C would generate correct code to fake it.

(I'm not saying it does that. Just that if you were on a system where it had to do so, it would and program will still work correctly.
And there is the problem of BSF/BSR as well, which also correlate specific bit to a specific number.. C has the nasty habit of presenting binary data to me exactly as it is presented by the CPU. The ISA of the machine specifies all this in clear detail and C complies perfectly, at least for the cases I have used.
I didn't say your system didn't behave like you think.

I said C allows quite a few odd things. And yes, that includes bits in the middle of words that don't effect many things.

That's straight from one of the C language designers themselves. I used to read a lot of P. J. Plauger's articles in CUJ and Embedded Systems Programming and in several of them he talked about some of the odd things that C has to tolerate. Some of the decisions they made, and why. And some of the odd architectures that existed & were being built that they wanted to allow C to run on.

C was deliberately specified in a way that it would work right even on odd architectures. If the cpu architecture itself couldn't handle something the way C wanted, then the compiler writer was obligated to fake it in software.

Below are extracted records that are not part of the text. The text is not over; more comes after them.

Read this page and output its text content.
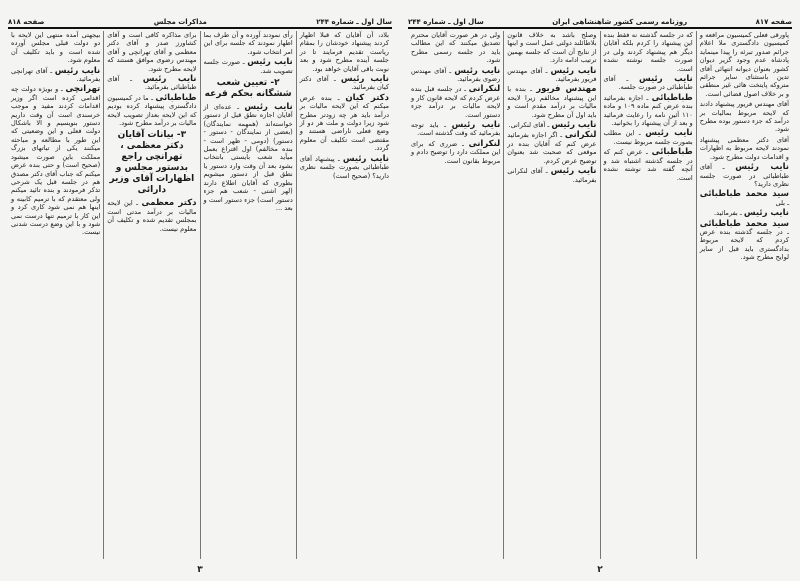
صفحه ۸۱۸	مذاکرات مجلس	سال اول ـ شماره ۲۴۴

بلاد، آن آقایان که قبلا اظهار کردند پیشنهاد خودشان را بمقام ریاست تقدیم فرمایند تا در جلسه آینده مطرح شود و بعد نوبت باقی آقایان خواهد بود.

نایب رئیس ـ آقای دکتر کیان بفرمائید.

دکتر کیان ـ بنده عرض میکنم که این لایحه مالیات بر درآمد باید هر چه زودتر مطرح شود زیرا دولت و ملت هر دو از وضع فعلی ناراضی هستند و مقتضی است تکلیف آن معلوم گردد.

نایب رئیس ـ پیشنهاد آقای طباطبائی بصورت جلسه نظری دارید؟ (صحیح است)

رأی نمودند آورده و آن طرف بما اظهار نمودند که جلسه برای این امر انتخاب شود.

نایب رئیس ـ صورت جلسه تصویب شد.

۲- تعیین شعب ششگانه بحکم قرعه

نایب رئیس ـ عده‌ای از آقایان اجازه نطق قبل از دستور خواسته‌اند (همهمه نمایندگان) (بعضی از نمایندگان - دستور - دستور) (دومی - ظهر است - بنده مخالفم) اول اقتراع بعمل میآید شعب بایستی بانتخاب بشود بعد آن وقت وارد دستور یا نطق قبل از دستور میشویم بطوری که آقایان اطلاع دارند (لهر اشتی - شعب هم جزء دستور است) جزء دستور است و بعد ...

برای مذاکره کافی است و آقای کشاورز صدر و آقای دکتر معظمی و آقای تهرانچی و آقای مهندس رضوی موافق هستند که لایحه مطرح شود.

نایب رئیس ـ آقای طباطبائی بفرمائید.

طباطبائی ـ ما در کمیسیون دادگستری پیشنهاد کرده بودیم که این لایحه بعداز تصویب لایحه مالیات بر درآمد مطرح شود.

۳- بیانات آقایان دکتر معظمی ، تهرانچی راجع بدستور مجلس و اظهارات آقای وزیر دارائی

دکتر معظمی ـ این لایحه مالیات بر درآمد مدتی است بمجلس تقدیم شده و تکلیف آن معلوم نیست.

بیجهتی آمده منتهی این لایحه با دو دولت قبلی مجلس آورده شده است و باید تکلیف آن معلوم شود.

نایب رئیس ـ آقای تهرانچی بفرمائید.

تهرانچی ـ و بویژه دولت چه اقدامی کرده است اگر وزیر اقدامات کردند مفید و موجب خرسندی است آن وقت داریم دستور بنویسیم و الا باشکال دولت فعلی و این وضعیتی که این طور با مطالعه و مباحثه میکنند یکی از تیاتهای بزرگ مملکت باین صورت میشود (صحیح است) و حتی بنده عرض میکنم که جناب آقای دکتر مصدق هم در جلسه قبل یک شرحی تذکر فرمودند و بنده تائید میکنم ولی معتقدم که با ترمیم کابینه و اینها هم نمی شود کاری کرد و این کار با ترمیم تنها درست نمی شود و با این وضع درست شدنی نیست.

۳
سال اول ـ شماره ۲۴۴	روزنامه رسمی کشور شاهنشاهی ایران	صفحه ۸۱۷

پاورقی فعلی کمیسیون مرافعه و کمیسیون دادگستری ملا اعلام جرائم صدور تبرئه را پیدا مینماید پادشاه عدم وجود گزیر دیوان کشور بعنوان دیوانه انتهائی آقای تدین باستثنای سایر جرائم متروکه پایتخت هائی غیر منطقی و بر خلاف اصول قضائی است.

آقای مهندس فریور پیشنهاد دادند که لایحه مربوط بمالیات بر درآمد که جزء دستور بوده مطرح شود.

آقای دکتر معظمی پیشنهاد نمودند لایحه مربوط به اظهارات و اقدامات دولت مطرح شود.

نایب رئیس ـ آقای طباطبائی در صورت جلسه نظری دارید؟

سید محمد طباطبائی ـ بلی

نایب رئیس ـ بفرمائید.

سید محمد طباطبائی ـ در جلسه گذشته بنده عرض کردم که لایحه مربوط بدادگستری باید قبل از سایر لوایح مطرح شود.

که در جلسه گذشته نه فقط بنده این پیشنهاد را کردم بلکه آقایان دیگر هم پیشنهاد کردند ولی در صورت جلسه نوشته نشده است.

نایب رئیس ـ آقای طباطبائی در صورت جلسه.

طباطبائی ـ اجازه بفرمائید بنده عرض کنم ماده ۱۰۹ و ماده ۱۱۰ آئین نامه را رعایت فرمائید و بعد از آن پیشنهاد را بخوانید.

نایب رئیس ـ این مطلب بصورت جلسه مربوط نیست.

طباطبائی ـ عرض کنم که در جلسه گذشته اشتباه شد و آنچه گفته شد نوشته نشده است.

وصلح باشد به خلاف قانون بلاطائلند دولتی عمل است و اینها از نتایج آن است که جلسه بهمین ترتیب ادامه دارد.

نایب رئیس ـ آقای مهندس فریور بفرمائید.

مهندس فریور ـ بنده با این پیشنهاد مخالفم زیرا لایحه مالیات بر درآمد مقدم است و باید اول آن مطرح شود.

نایب رئیس ـ آقای لنکرانی.

لنکرانی ـ اگر اجازه بفرمائید عرض کنم که آقایان بنده در موقعی که صحبت شد بعنوان توضیح عرض کردم.

نایب رئیس ـ آقای لنکرانی بفرمائید.

ولی در هر صورت آقایان محترم تصدیق میکنند که این مطالب باید در جلسه رسمی مطرح شود.

نایب رئیس ـ آقای مهندس رضوی بفرمائید.

لنکرانی ـ در جلسه قبل بنده عرض کردم که لایحه قانون کار و لایحه مالیات بر درآمد جزء دستور است.

نایب رئیس ـ باید توجه بفرمائید که وقت گذشته است.

لنکرانی ـ ضرری که برای این مملکت دارد را توضیح دادم و مربوط بقانون است.

۲
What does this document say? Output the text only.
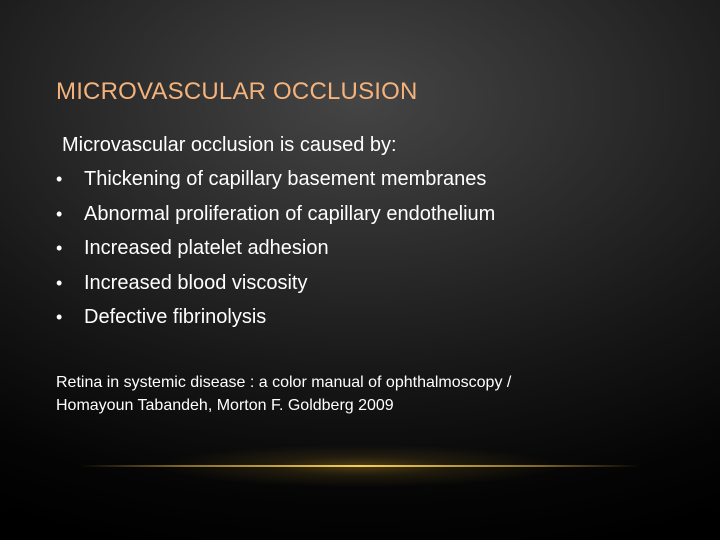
MICROVASCULAR OCCLUSION

Microvascular occlusion is caused by:

• Thickening of capillary basement membranes
• Abnormal proliferation of capillary endothelium
• Increased platelet adhesion
• Increased blood viscosity
• Defective fibrinolysis

Retina in systemic disease : a color manual of ophthalmoscopy /
Homayoun Tabandeh, Morton F. Goldberg 2009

C is very flexible in many ways, but it does have certain requirements and expectations.
So the "C doesn't care" is a hyperbolic statement, because C does specify how its data types are represented and how the various operators modify those values. C certainly doesn't care how the _cpu pipelines_ do their thing, but it definitely cares about the bit order. otherwise signed/unsigned could not work at any level.
C doesn't care how a lot of the hardware operates. If the hardware can't do what C wants, C has to fake it. On most systems today, C rarely has to do much faking.

That's not just something I popped out of my mouth. That's from the C89 language designers themselves.

If you were running on a pure decimal system that provided enough decimal digits to hold 2^64, then your program would still work. (Wtih a couple issues like overflow, but that would cause problems even if you worked on a real 128 bit cpu since you probably 'carelessly' depend on exactly 64 bits.)